Rippon’s former partner Luke Lock stands accused of inflicting the injuries, while she is alleged to have covered up for him.

Rippon told the court how she was “excited” and Lock “ecstatic” when they learned they were going to be parents, and the baby initially had been good in his routine. “He was very content and would sleep through the night. He was very well.”

She described an incident when the baby rolled on the floor in their flat and tried to push himself up into a crawling position.

“Next thing all the muscles in his neck went limp and his head went straight down onto the floor. He had a red mark and then I noticed a bruise behind his ear.”

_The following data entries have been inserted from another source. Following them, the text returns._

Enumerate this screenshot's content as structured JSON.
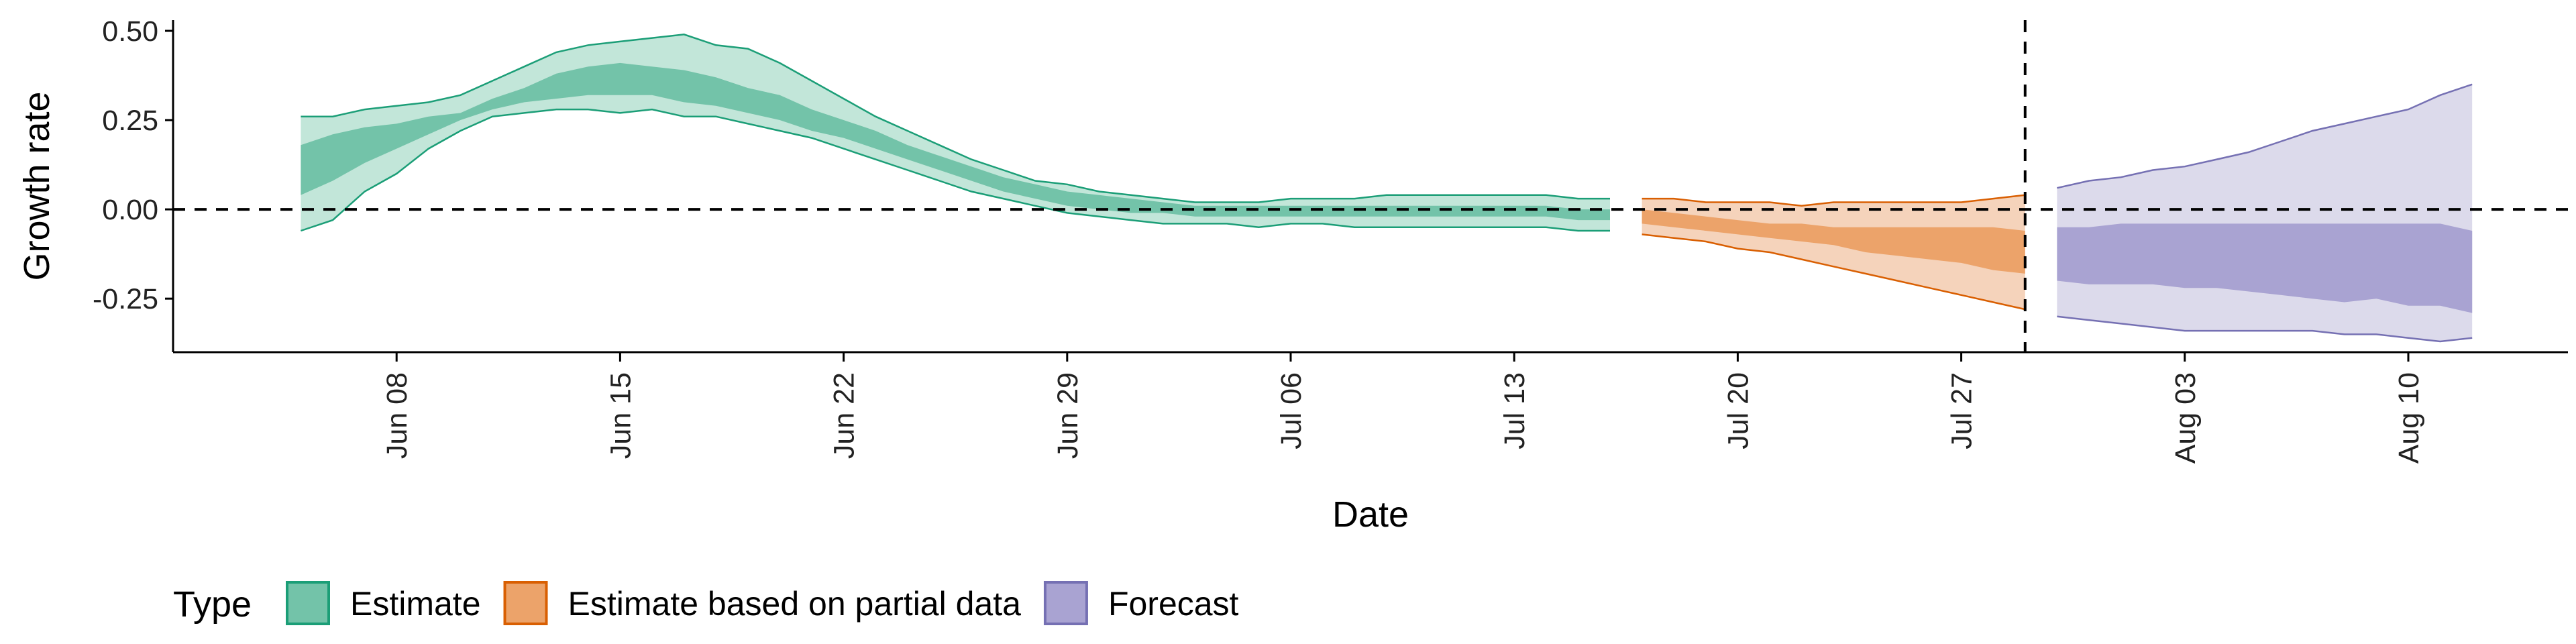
{
  "chart_data": {
    "type": "area",
    "xlabel": "Date",
    "ylabel": "Growth rate",
    "ylim": [
      -0.4,
      0.53
    ],
    "xlim": [
      "2020-06-01",
      "2020-08-15"
    ],
    "y_ticks": [
      {
        "value": 0.5,
        "label": "0.50"
      },
      {
        "value": 0.25,
        "label": "0.25"
      },
      {
        "value": 0.0,
        "label": "0.00"
      },
      {
        "value": -0.25,
        "label": "-0.25"
      }
    ],
    "x_ticks": [
      {
        "date": "2020-06-08",
        "label": "Jun 08"
      },
      {
        "date": "2020-06-15",
        "label": "Jun 15"
      },
      {
        "date": "2020-06-22",
        "label": "Jun 22"
      },
      {
        "date": "2020-06-29",
        "label": "Jun 29"
      },
      {
        "date": "2020-07-06",
        "label": "Jul 06"
      },
      {
        "date": "2020-07-13",
        "label": "Jul 13"
      },
      {
        "date": "2020-07-20",
        "label": "Jul 20"
      },
      {
        "date": "2020-07-27",
        "label": "Jul 27"
      },
      {
        "date": "2020-08-03",
        "label": "Aug 03"
      },
      {
        "date": "2020-08-10",
        "label": "Aug 10"
      }
    ],
    "hline_y": 0.0,
    "vline_x": "2020-07-29",
    "legend": {
      "title": "Type",
      "position": "bottom-left",
      "items": [
        {
          "label": "Estimate",
          "fill": "#73c3a9",
          "stroke": "#1b9e77"
        },
        {
          "label": "Estimate based on partial data",
          "fill": "#eca36a",
          "stroke": "#d95f02"
        },
        {
          "label": "Forecast",
          "fill": "#a9a3d2",
          "stroke": "#7570b3"
        }
      ]
    },
    "series": [
      {
        "name": "Estimate",
        "outer_fill": "#c2e6d9",
        "inner_fill": "#73c3a9",
        "stroke": "#1b9e77",
        "points": [
          {
            "date": "2020-06-05",
            "outer_low": -0.06,
            "inner_low": 0.04,
            "inner_high": 0.18,
            "outer_high": 0.26
          },
          {
            "date": "2020-06-06",
            "outer_low": -0.03,
            "inner_low": 0.08,
            "inner_high": 0.21,
            "outer_high": 0.26
          },
          {
            "date": "2020-06-07",
            "outer_low": 0.05,
            "inner_low": 0.13,
            "inner_high": 0.23,
            "outer_high": 0.28
          },
          {
            "date": "2020-06-08",
            "outer_low": 0.1,
            "inner_low": 0.17,
            "inner_high": 0.24,
            "outer_high": 0.29
          },
          {
            "date": "2020-06-09",
            "outer_low": 0.17,
            "inner_low": 0.21,
            "inner_high": 0.26,
            "outer_high": 0.3
          },
          {
            "date": "2020-06-10",
            "outer_low": 0.22,
            "inner_low": 0.25,
            "inner_high": 0.27,
            "outer_high": 0.32
          },
          {
            "date": "2020-06-11",
            "outer_low": 0.26,
            "inner_low": 0.28,
            "inner_high": 0.31,
            "outer_high": 0.36
          },
          {
            "date": "2020-06-12",
            "outer_low": 0.27,
            "inner_low": 0.3,
            "inner_high": 0.34,
            "outer_high": 0.4
          },
          {
            "date": "2020-06-13",
            "outer_low": 0.28,
            "inner_low": 0.31,
            "inner_high": 0.38,
            "outer_high": 0.44
          },
          {
            "date": "2020-06-14",
            "outer_low": 0.28,
            "inner_low": 0.32,
            "inner_high": 0.4,
            "outer_high": 0.46
          },
          {
            "date": "2020-06-15",
            "outer_low": 0.27,
            "inner_low": 0.32,
            "inner_high": 0.41,
            "outer_high": 0.47
          },
          {
            "date": "2020-06-16",
            "outer_low": 0.28,
            "inner_low": 0.32,
            "inner_high": 0.4,
            "outer_high": 0.48
          },
          {
            "date": "2020-06-17",
            "outer_low": 0.26,
            "inner_low": 0.3,
            "inner_high": 0.39,
            "outer_high": 0.49
          },
          {
            "date": "2020-06-18",
            "outer_low": 0.26,
            "inner_low": 0.29,
            "inner_high": 0.37,
            "outer_high": 0.46
          },
          {
            "date": "2020-06-19",
            "outer_low": 0.24,
            "inner_low": 0.27,
            "inner_high": 0.34,
            "outer_high": 0.45
          },
          {
            "date": "2020-06-20",
            "outer_low": 0.22,
            "inner_low": 0.25,
            "inner_high": 0.32,
            "outer_high": 0.41
          },
          {
            "date": "2020-06-21",
            "outer_low": 0.2,
            "inner_low": 0.22,
            "inner_high": 0.28,
            "outer_high": 0.36
          },
          {
            "date": "2020-06-22",
            "outer_low": 0.17,
            "inner_low": 0.2,
            "inner_high": 0.25,
            "outer_high": 0.31
          },
          {
            "date": "2020-06-23",
            "outer_low": 0.14,
            "inner_low": 0.17,
            "inner_high": 0.22,
            "outer_high": 0.26
          },
          {
            "date": "2020-06-24",
            "outer_low": 0.11,
            "inner_low": 0.14,
            "inner_high": 0.18,
            "outer_high": 0.22
          },
          {
            "date": "2020-06-25",
            "outer_low": 0.08,
            "inner_low": 0.11,
            "inner_high": 0.15,
            "outer_high": 0.18
          },
          {
            "date": "2020-06-26",
            "outer_low": 0.05,
            "inner_low": 0.08,
            "inner_high": 0.12,
            "outer_high": 0.14
          },
          {
            "date": "2020-06-27",
            "outer_low": 0.03,
            "inner_low": 0.05,
            "inner_high": 0.09,
            "outer_high": 0.11
          },
          {
            "date": "2020-06-28",
            "outer_low": 0.01,
            "inner_low": 0.03,
            "inner_high": 0.07,
            "outer_high": 0.08
          },
          {
            "date": "2020-06-29",
            "outer_low": -0.01,
            "inner_low": 0.01,
            "inner_high": 0.05,
            "outer_high": 0.07
          },
          {
            "date": "2020-06-30",
            "outer_low": -0.02,
            "inner_low": 0.0,
            "inner_high": 0.04,
            "outer_high": 0.05
          },
          {
            "date": "2020-07-01",
            "outer_low": -0.03,
            "inner_low": -0.01,
            "inner_high": 0.03,
            "outer_high": 0.04
          },
          {
            "date": "2020-07-02",
            "outer_low": -0.04,
            "inner_low": -0.01,
            "inner_high": 0.02,
            "outer_high": 0.03
          },
          {
            "date": "2020-07-03",
            "outer_low": -0.04,
            "inner_low": -0.02,
            "inner_high": 0.01,
            "outer_high": 0.02
          },
          {
            "date": "2020-07-04",
            "outer_low": -0.04,
            "inner_low": -0.02,
            "inner_high": 0.01,
            "outer_high": 0.02
          },
          {
            "date": "2020-07-05",
            "outer_low": -0.05,
            "inner_low": -0.02,
            "inner_high": 0.01,
            "outer_high": 0.02
          },
          {
            "date": "2020-07-06",
            "outer_low": -0.04,
            "inner_low": -0.02,
            "inner_high": 0.01,
            "outer_high": 0.03
          },
          {
            "date": "2020-07-07",
            "outer_low": -0.04,
            "inner_low": -0.02,
            "inner_high": 0.01,
            "outer_high": 0.03
          },
          {
            "date": "2020-07-08",
            "outer_low": -0.05,
            "inner_low": -0.02,
            "inner_high": 0.01,
            "outer_high": 0.03
          },
          {
            "date": "2020-07-09",
            "outer_low": -0.05,
            "inner_low": -0.02,
            "inner_high": 0.01,
            "outer_high": 0.04
          },
          {
            "date": "2020-07-10",
            "outer_low": -0.05,
            "inner_low": -0.02,
            "inner_high": 0.01,
            "outer_high": 0.04
          },
          {
            "date": "2020-07-11",
            "outer_low": -0.05,
            "inner_low": -0.02,
            "inner_high": 0.01,
            "outer_high": 0.04
          },
          {
            "date": "2020-07-12",
            "outer_low": -0.05,
            "inner_low": -0.02,
            "inner_high": 0.01,
            "outer_high": 0.04
          },
          {
            "date": "2020-07-13",
            "outer_low": -0.05,
            "inner_low": -0.02,
            "inner_high": 0.01,
            "outer_high": 0.04
          },
          {
            "date": "2020-07-14",
            "outer_low": -0.05,
            "inner_low": -0.02,
            "inner_high": 0.01,
            "outer_high": 0.04
          },
          {
            "date": "2020-07-15",
            "outer_low": -0.06,
            "inner_low": -0.03,
            "inner_high": 0.0,
            "outer_high": 0.03
          },
          {
            "date": "2020-07-16",
            "outer_low": -0.06,
            "inner_low": -0.03,
            "inner_high": 0.0,
            "outer_high": 0.03
          }
        ]
      },
      {
        "name": "Estimate based on partial data",
        "outer_fill": "#f5d3bb",
        "inner_fill": "#eca36a",
        "stroke": "#d95f02",
        "points": [
          {
            "date": "2020-07-17",
            "outer_low": -0.07,
            "inner_low": -0.04,
            "inner_high": 0.0,
            "outer_high": 0.03
          },
          {
            "date": "2020-07-18",
            "outer_low": -0.08,
            "inner_low": -0.05,
            "inner_high": -0.01,
            "outer_high": 0.03
          },
          {
            "date": "2020-07-19",
            "outer_low": -0.09,
            "inner_low": -0.06,
            "inner_high": -0.02,
            "outer_high": 0.02
          },
          {
            "date": "2020-07-20",
            "outer_low": -0.11,
            "inner_low": -0.07,
            "inner_high": -0.03,
            "outer_high": 0.02
          },
          {
            "date": "2020-07-21",
            "outer_low": -0.12,
            "inner_low": -0.08,
            "inner_high": -0.04,
            "outer_high": 0.02
          },
          {
            "date": "2020-07-22",
            "outer_low": -0.14,
            "inner_low": -0.09,
            "inner_high": -0.04,
            "outer_high": 0.01
          },
          {
            "date": "2020-07-23",
            "outer_low": -0.16,
            "inner_low": -0.1,
            "inner_high": -0.05,
            "outer_high": 0.02
          },
          {
            "date": "2020-07-24",
            "outer_low": -0.18,
            "inner_low": -0.12,
            "inner_high": -0.05,
            "outer_high": 0.02
          },
          {
            "date": "2020-07-25",
            "outer_low": -0.2,
            "inner_low": -0.13,
            "inner_high": -0.05,
            "outer_high": 0.02
          },
          {
            "date": "2020-07-26",
            "outer_low": -0.22,
            "inner_low": -0.14,
            "inner_high": -0.05,
            "outer_high": 0.02
          },
          {
            "date": "2020-07-27",
            "outer_low": -0.24,
            "inner_low": -0.15,
            "inner_high": -0.05,
            "outer_high": 0.02
          },
          {
            "date": "2020-07-28",
            "outer_low": -0.26,
            "inner_low": -0.17,
            "inner_high": -0.05,
            "outer_high": 0.03
          },
          {
            "date": "2020-07-29",
            "outer_low": -0.28,
            "inner_low": -0.18,
            "inner_high": -0.06,
            "outer_high": 0.04
          }
        ]
      },
      {
        "name": "Forecast",
        "outer_fill": "#dcdaeb",
        "inner_fill": "#a9a3d2",
        "stroke": "#7570b3",
        "points": [
          {
            "date": "2020-07-30",
            "outer_low": -0.3,
            "inner_low": -0.2,
            "inner_high": -0.05,
            "outer_high": 0.06
          },
          {
            "date": "2020-07-31",
            "outer_low": -0.31,
            "inner_low": -0.21,
            "inner_high": -0.05,
            "outer_high": 0.08
          },
          {
            "date": "2020-08-01",
            "outer_low": -0.32,
            "inner_low": -0.21,
            "inner_high": -0.04,
            "outer_high": 0.09
          },
          {
            "date": "2020-08-02",
            "outer_low": -0.33,
            "inner_low": -0.21,
            "inner_high": -0.04,
            "outer_high": 0.11
          },
          {
            "date": "2020-08-03",
            "outer_low": -0.34,
            "inner_low": -0.22,
            "inner_high": -0.04,
            "outer_high": 0.12
          },
          {
            "date": "2020-08-04",
            "outer_low": -0.34,
            "inner_low": -0.22,
            "inner_high": -0.04,
            "outer_high": 0.14
          },
          {
            "date": "2020-08-05",
            "outer_low": -0.34,
            "inner_low": -0.23,
            "inner_high": -0.04,
            "outer_high": 0.16
          },
          {
            "date": "2020-08-06",
            "outer_low": -0.34,
            "inner_low": -0.24,
            "inner_high": -0.04,
            "outer_high": 0.19
          },
          {
            "date": "2020-08-07",
            "outer_low": -0.34,
            "inner_low": -0.25,
            "inner_high": -0.04,
            "outer_high": 0.22
          },
          {
            "date": "2020-08-08",
            "outer_low": -0.35,
            "inner_low": -0.26,
            "inner_high": -0.04,
            "outer_high": 0.24
          },
          {
            "date": "2020-08-09",
            "outer_low": -0.35,
            "inner_low": -0.25,
            "inner_high": -0.04,
            "outer_high": 0.26
          },
          {
            "date": "2020-08-10",
            "outer_low": -0.36,
            "inner_low": -0.27,
            "inner_high": -0.04,
            "outer_high": 0.28
          },
          {
            "date": "2020-08-11",
            "outer_low": -0.37,
            "inner_low": -0.27,
            "inner_high": -0.04,
            "outer_high": 0.32
          },
          {
            "date": "2020-08-12",
            "outer_low": -0.36,
            "inner_low": -0.29,
            "inner_high": -0.06,
            "outer_high": 0.35
          }
        ]
      }
    ]
  }
}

‘Freaking out’ She recalled how she once returned from a trip to a local shop. Lock was cradling him and his limbs were loose, his eyes shut and he looked as though he had passed out. “Luke was freaking out and told me, saying ‘take him, take him’. He told me he had been walking around with him and when he looked down he had gone limp. I accepted his explanation.”

After he was detained in hospital, she was allowed to spend the first night with him.

She said: “It was the first time I knew social services were involved and I would be watched all the time with my son. I felt like a criminal. I had no idea what was wrong with him except he had some fluid around the brain and some bruises.”

Rippon said she only realised the seriousness of his injuries after the boy had been taken into care, and did not know of Lock’s confession he had once pulled their baby tighter to him when he was holding him one night when he wouldn’t sleep until she heard it in court.

She was asked by Mr Vere-Hodge if she had wilfully neglected her son. “No, I believe I did everything I could do at the time. I knew Luke had an anger about him but I never witnessed anything to make me think it was Luke.”

Rippon, 23, of Wavell Road, Southampton, denies two charges of neglect. Lock, 21, of Albert Road South, denies one charge each of causing grievous bodily harm, occasioning actual bodily harm and child cruelty.